Private pensions schemes are available in Malta. In 2015 the Malta Financial Services Authority (MFSA) introduced a regulatory framework for the provision of private pension retirement products in Malta. Private retirement pension products are governed by a number of rules which are established by the MFSA.
The full rules can be found in the document titled ‘Pension Rules for Personal Retirement Schemes issued in terms of the Retirement Pensions Act, 2011’ which can be found here. (https://www.mfsa.com.mt/pages/viewcontent.aspx?id=599).
The following is a summary of the key rules established by MFSA for private pension retirement products:
- You can access your savings in your private pension retirement scheme between the age of 50 and 75 years.
- Your savings in your private pension retirement scheme must be invested in a ‘prudent’ manner and in your ‘best interest’.
- Your savings in your private pension retirement scheme can only be accessed before the age of 50 years only in the event of a permanent disability or by your successors in the event of your death.

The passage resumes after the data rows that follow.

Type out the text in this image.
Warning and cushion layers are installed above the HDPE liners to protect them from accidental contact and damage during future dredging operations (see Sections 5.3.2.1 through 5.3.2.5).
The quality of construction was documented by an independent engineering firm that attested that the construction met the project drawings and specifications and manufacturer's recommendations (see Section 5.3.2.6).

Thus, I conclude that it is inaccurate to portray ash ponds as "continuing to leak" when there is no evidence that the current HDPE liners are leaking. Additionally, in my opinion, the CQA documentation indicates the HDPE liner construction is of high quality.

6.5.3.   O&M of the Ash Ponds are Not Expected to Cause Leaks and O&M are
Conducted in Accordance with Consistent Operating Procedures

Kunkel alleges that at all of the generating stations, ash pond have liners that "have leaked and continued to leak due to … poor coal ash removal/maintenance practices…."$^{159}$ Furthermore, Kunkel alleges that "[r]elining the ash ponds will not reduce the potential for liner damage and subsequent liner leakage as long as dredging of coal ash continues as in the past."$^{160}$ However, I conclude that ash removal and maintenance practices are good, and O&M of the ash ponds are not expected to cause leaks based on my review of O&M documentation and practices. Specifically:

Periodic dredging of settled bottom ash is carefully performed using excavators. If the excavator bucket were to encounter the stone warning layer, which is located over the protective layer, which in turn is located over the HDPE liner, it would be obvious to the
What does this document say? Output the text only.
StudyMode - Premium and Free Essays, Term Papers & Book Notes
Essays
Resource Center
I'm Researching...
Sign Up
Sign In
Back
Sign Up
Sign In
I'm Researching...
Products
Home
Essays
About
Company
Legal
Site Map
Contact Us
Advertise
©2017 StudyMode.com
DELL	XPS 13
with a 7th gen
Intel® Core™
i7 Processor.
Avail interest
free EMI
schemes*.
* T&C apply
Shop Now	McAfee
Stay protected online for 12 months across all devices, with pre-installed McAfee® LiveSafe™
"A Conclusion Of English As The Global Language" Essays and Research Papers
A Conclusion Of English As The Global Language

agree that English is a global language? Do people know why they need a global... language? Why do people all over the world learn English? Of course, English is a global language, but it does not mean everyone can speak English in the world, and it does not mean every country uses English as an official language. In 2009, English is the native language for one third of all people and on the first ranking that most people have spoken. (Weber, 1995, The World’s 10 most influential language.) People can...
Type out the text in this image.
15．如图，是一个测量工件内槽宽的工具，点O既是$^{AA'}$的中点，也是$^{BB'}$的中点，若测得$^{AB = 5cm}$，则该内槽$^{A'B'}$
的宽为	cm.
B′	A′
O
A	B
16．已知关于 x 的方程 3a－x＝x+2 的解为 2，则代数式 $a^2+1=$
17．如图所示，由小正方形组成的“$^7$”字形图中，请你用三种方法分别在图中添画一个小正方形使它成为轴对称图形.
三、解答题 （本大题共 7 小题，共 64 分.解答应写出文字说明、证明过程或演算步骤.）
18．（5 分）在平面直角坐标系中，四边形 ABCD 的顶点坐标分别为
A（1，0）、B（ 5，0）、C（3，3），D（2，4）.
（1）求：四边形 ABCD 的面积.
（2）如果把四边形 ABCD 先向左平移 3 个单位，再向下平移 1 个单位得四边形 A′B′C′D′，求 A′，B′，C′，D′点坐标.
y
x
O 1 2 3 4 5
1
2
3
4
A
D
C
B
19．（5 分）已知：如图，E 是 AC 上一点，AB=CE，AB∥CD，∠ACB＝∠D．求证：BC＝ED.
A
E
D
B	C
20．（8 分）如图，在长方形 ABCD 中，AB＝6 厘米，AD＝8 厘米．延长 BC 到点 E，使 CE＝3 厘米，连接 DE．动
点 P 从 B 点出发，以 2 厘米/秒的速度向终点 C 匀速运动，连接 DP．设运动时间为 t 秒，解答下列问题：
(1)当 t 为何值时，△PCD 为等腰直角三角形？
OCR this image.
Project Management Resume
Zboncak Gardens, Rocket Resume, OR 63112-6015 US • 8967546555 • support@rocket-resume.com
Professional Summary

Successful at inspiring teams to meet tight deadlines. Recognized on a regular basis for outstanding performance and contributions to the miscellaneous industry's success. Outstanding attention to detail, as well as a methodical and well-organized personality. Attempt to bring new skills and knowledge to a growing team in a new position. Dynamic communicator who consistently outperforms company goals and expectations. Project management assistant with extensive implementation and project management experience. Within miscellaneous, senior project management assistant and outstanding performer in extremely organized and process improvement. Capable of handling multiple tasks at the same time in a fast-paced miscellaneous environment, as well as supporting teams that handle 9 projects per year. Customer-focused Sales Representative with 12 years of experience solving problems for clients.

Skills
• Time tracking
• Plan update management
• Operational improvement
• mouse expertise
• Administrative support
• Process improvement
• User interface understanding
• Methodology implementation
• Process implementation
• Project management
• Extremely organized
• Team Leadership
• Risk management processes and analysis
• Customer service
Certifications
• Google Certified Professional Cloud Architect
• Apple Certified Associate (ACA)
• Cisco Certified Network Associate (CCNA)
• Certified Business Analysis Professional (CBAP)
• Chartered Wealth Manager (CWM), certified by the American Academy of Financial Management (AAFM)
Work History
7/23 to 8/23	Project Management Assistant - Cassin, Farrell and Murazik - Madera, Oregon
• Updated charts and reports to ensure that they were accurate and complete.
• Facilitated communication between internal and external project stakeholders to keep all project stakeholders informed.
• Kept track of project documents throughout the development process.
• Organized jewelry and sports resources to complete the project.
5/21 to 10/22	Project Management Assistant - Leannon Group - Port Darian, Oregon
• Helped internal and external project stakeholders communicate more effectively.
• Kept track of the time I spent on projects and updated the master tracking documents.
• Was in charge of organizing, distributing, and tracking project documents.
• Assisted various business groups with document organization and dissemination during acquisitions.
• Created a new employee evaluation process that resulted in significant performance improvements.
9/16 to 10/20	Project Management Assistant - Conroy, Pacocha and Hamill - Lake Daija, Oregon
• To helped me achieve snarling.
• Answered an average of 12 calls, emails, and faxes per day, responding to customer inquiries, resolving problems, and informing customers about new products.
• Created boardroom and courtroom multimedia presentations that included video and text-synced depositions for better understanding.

- You can access your savings in your private pension retirement scheme as follows:
- You may choose to take up to 30% of your savings in cash lump sum. This lump sum is tax free.
- You will receive the remaining 70% of your savings by means of a programmed withdrawals either as an annuity or by drawing down your savings on the basis of sound and prudent principles or a combination of both. This income is subject to taxation.